After construction is completed on the new TLC, Barnard library’s onsite collection will be made up of the unique titles which were housed at Columbia and only 75% of the books in dark storage. What access will be provided to the remaining 25% (approximately 41,500 books) left in dark storage has not yet been determined by administrators. Faculty were also told that there will be no room for growth of the library’s physical book collection.

Administrators have planned other uses for the rest of the TLC’s space. A message from Provost Bell assured that “there are no plans to replace books with digital content” and that “the library will be modern and house student study spaces and labs that permit digital content to be readily accessed.”

Religion Department Professor Elizabeth Castelli says that faculty members are concerned about how priorities for the use of space in the TLC are being set. Many feel that shrinking the library’s physical holdings is opposed to the mission of a college, and the centrality of a library to that mission. They are also unsure of who exactly is making the decisions, and feel that Barnard’s librarians should be partners in the planning process, which purportedly has not been the case so far.

The involvement of librarians in the planning process is hindered by the recent resignation of Dean of the Barnard Library and Academic Information Services Lisa Norberg. The official statement at the last SGA meeting was that she stepped down to form a 501c.

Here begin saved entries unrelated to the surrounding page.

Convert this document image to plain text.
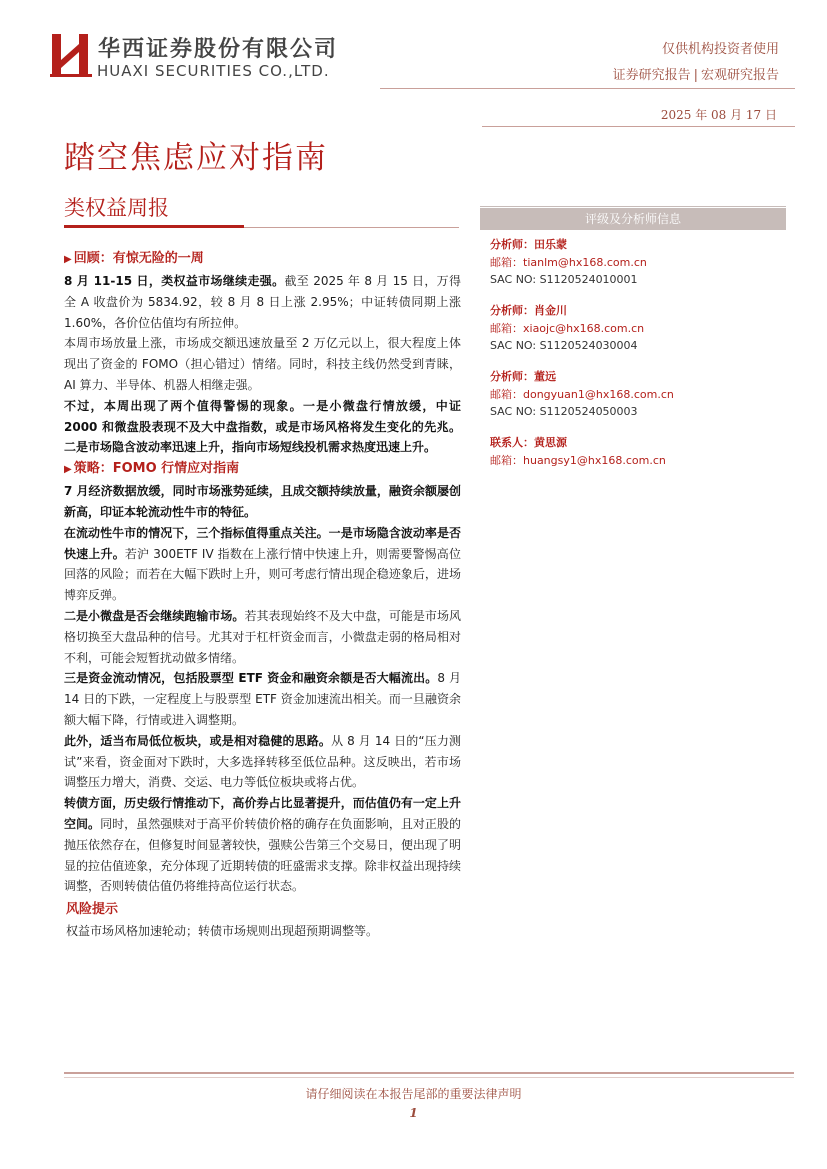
华西证券股份有限公司
HUAXI SECURITIES CO.,LTD.
仅供机构投资者使用
证券研究报告 | 宏观研究报告
2025 年 08 月 17 日
踏空焦虑应对指南
类权益周报

▶ 回顾：有惊无险的一周

8 月 11-15 日，类权益市场继续走强。截至 2025 年 8 月 15 日，万得全 A 收盘价为 5834.92，较 8 月 8 日上涨 2.95%；中证转债同期上涨 1.60%，各价位估值均有所拉伸。

本周市场放量上涨，市场成交额迅速放量至 2 万亿元以上，很大程度上体现出了资金的 FOMO（担心错过）情绪。同时，科技主线仍然受到青睐，AI 算力、半导体、机器人相继走强。

不过，本周出现了两个值得警惕的现象。一是小微盘行情放缓，中证 2000 和微盘股表现不及大中盘指数，或是市场风格将发生变化的先兆。二是市场隐含波动率迅速上升，指向市场短线投机需求热度迅速上升。

▶ 策略：FOMO 行情应对指南

7 月经济数据放缓，同时市场涨势延续，且成交额持续放量，融资余额屡创新高，印证本轮流动性牛市的特征。

在流动性牛市的情况下，三个指标值得重点关注。一是市场隐含波动率是否快速上升。若沪 300ETF IV 指数在上涨行情中快速上升，则需要警惕高位回落的风险；而若在大幅下跌时上升，则可考虑行情出现企稳迹象后，进场博弈反弹。

二是小微盘是否会继续跑输市场。若其表现始终不及大中盘，可能是市场风格切换至大盘品种的信号。尤其对于杠杆资金而言，小微盘走弱的格局相对不利，可能会短暂扰动做多情绪。

三是资金流动情况，包括股票型 ETF 资金和融资余额是否大幅流出。8 月 14 日的下跌，一定程度上与股票型 ETF 资金加速流出相关。而一旦融资余额大幅下降，行情或进入调整期。

此外，适当布局低位板块，或是相对稳健的思路。从 8 月 14 日的“压力测试”来看，资金面对下跌时，大多选择转移至低位品种。这反映出，若市场调整压力增大，消费、交运、电力等低位板块或将占优。

转债方面，历史级行情推动下，高价券占比显著提升，而估值仍有一定上升空间。同时，虽然强赎对于高平价转债价格的确存在负面影响，且对正股的抛压依然存在，但修复时间显著较快，强赎公告第三个交易日，便出现了明显的拉估值迹象，充分体现了近期转债的旺盛需求支撑。除非权益出现持续调整，否则转债估值仍将维持高位运行状态。

风险提示

权益市场风格加速轮动；转债市场规则出现超预期调整等。

评级及分析师信息
分析师：田乐蒙
邮箱：tianlm@hx168.com.cn
SAC NO: S1120524010001
分析师：肖金川
邮箱：xiaojc@hx168.com.cn
SAC NO: S1120524030004
分析师：董远
邮箱：dongyuan1@hx168.com.cn
SAC NO: S1120524050003
联系人：黄思源
邮箱：huangsy1@hx168.com.cn
请仔细阅读在本报告尾部的重要法律声明
1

Castelli pointed out that when Lisa Norberg leaves, there will be nobody with her expertise and qualifications as a librarian to help plan for the library’s future.

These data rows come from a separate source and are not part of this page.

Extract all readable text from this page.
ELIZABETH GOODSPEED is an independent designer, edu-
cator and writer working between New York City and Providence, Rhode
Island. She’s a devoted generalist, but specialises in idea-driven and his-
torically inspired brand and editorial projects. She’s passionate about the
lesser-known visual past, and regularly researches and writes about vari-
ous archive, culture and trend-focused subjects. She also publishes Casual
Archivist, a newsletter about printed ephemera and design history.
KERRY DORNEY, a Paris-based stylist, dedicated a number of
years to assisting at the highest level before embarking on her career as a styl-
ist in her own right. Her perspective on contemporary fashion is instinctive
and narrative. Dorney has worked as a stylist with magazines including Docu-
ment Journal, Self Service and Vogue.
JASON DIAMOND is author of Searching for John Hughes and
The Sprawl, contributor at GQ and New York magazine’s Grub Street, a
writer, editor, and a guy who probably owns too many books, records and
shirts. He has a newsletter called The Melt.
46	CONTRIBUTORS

“For Barnard to continue to be a first-rate college, it needs a robust library for teaching and research. We’re at a point where that can mean different things [in terms of ways to access library materials],” Castelli said. Faculty members know that changes to Barnard’s library are unavoidable, but the opacity about how decisions are being made, with what expertise, and by whom have given them cause for concern.

Editor’s Note, December 9, 5:25 pm: Our post previously stated that the TLC will have less square footage for the library than Lehman had.  It was brought to our attention that this statement requires some clarification.  The TLC will have less square footage dedicated as space for books than Lehman, although in terms of total square footage the TLC will be slightly larger than Lehman.  We apologize for the confusion, and the post has been updated for clarity.